La conductora termina pidiendo el número de placa a los agentes ante lo que considera un abuso por un simple descuido
El Reglamento General de Circulación explica con toda claridad cuáles son las señales con las que un agente de la autoridad puede pararnos en la carretera independientemente de que sea un control o no, para ello pueden levantar el brazo en posición vertical y mostrar la palma de la mano o colocarlo horizontalmente extendido, también serviría hacerlo a golpe de silbato, con toques cortos y rápidos, o balanceando una luz roja o amarilla frente al conductor al que va a parar.
Falla la memoria
El caso de esta conductora es el mejor ejemplo de lo que puede pasar cuando entre los nervios de la situación y el paso del tiempo y el olvido no entendemos lo que trata de decirnos un agente de la Guardia Civil de Tráfico, lo que provoca que la mujer continúe cuando debería haberse parado.
El agente explica a la conductora cuál ha sido su error
Tal y como explica el agente, "ha tenido la sensación de que ha intentado huir» y el problema es que el agente desconoce «sus intenciones o si puede ser un delincuente peligroso».
«Ha intentado huir»
Este punto marca el inicio de una agria discusión entre la conductor, muy echada para delante, y el agente que quiere sentar el principio de autoridad y dejar claro que no ha cometido una infracción sino dos y va a tener que pagar por ello… La mujer llega a decir que «no es normal lo que está pasando».
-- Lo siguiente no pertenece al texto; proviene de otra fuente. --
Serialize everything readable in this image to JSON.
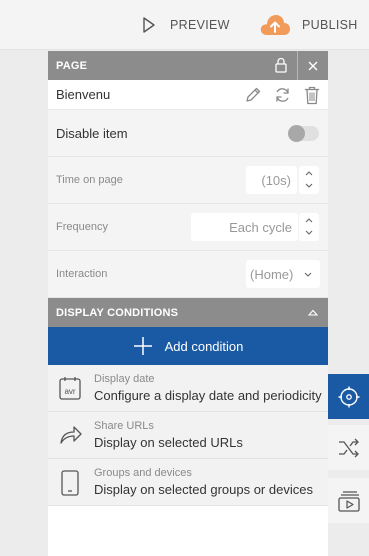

La primera de las infracciones es precisamente grave y deriva de ignorar las indicaciones de un agente que le está pidiendo que se pare, en este caso 4 puntos y 200 euros de sanción, no sirve de nada que la conductora se disculpe y le explique que sencillamente «no le he entendido, lo siento».
Dos infracciones
La segunda de las infracciones está relacionada con el uso de «un pinganillo en la oreja», un dispositivo para poder hablar por el móvil que también está prohibido al volante porque no permite escuchar otras señales como podría ser una ambulancia. En este caso hablamos de otra infracción grave sancionada con 200 euros y 3 puntos.
El agente notifica las infracciones a la conductora
En total 7 puntos y 400 euros en dos multas que tal y como le indica el otro agente puede «recurrir alegando lo que crea conveniente durante 20 días». Con el Reglamento en la mano los agentes todavía podrían haberle sancionado por no llevar la pegatina de la ITV en el cristal, tal y como obliga el Reglamento y explica un seguidor en redes sociales…
Al final, la protagonista decide pedirles el número de placa, algo así como la opción del pataleo para tratar de mitigar algo su enfado, una historia que ha generado mucha polémica y comentarios en redes sociales entre los que piensan que los agentes se han excedido de sus funciones y los que defienden que la conductora es quien no estuvo afortunada.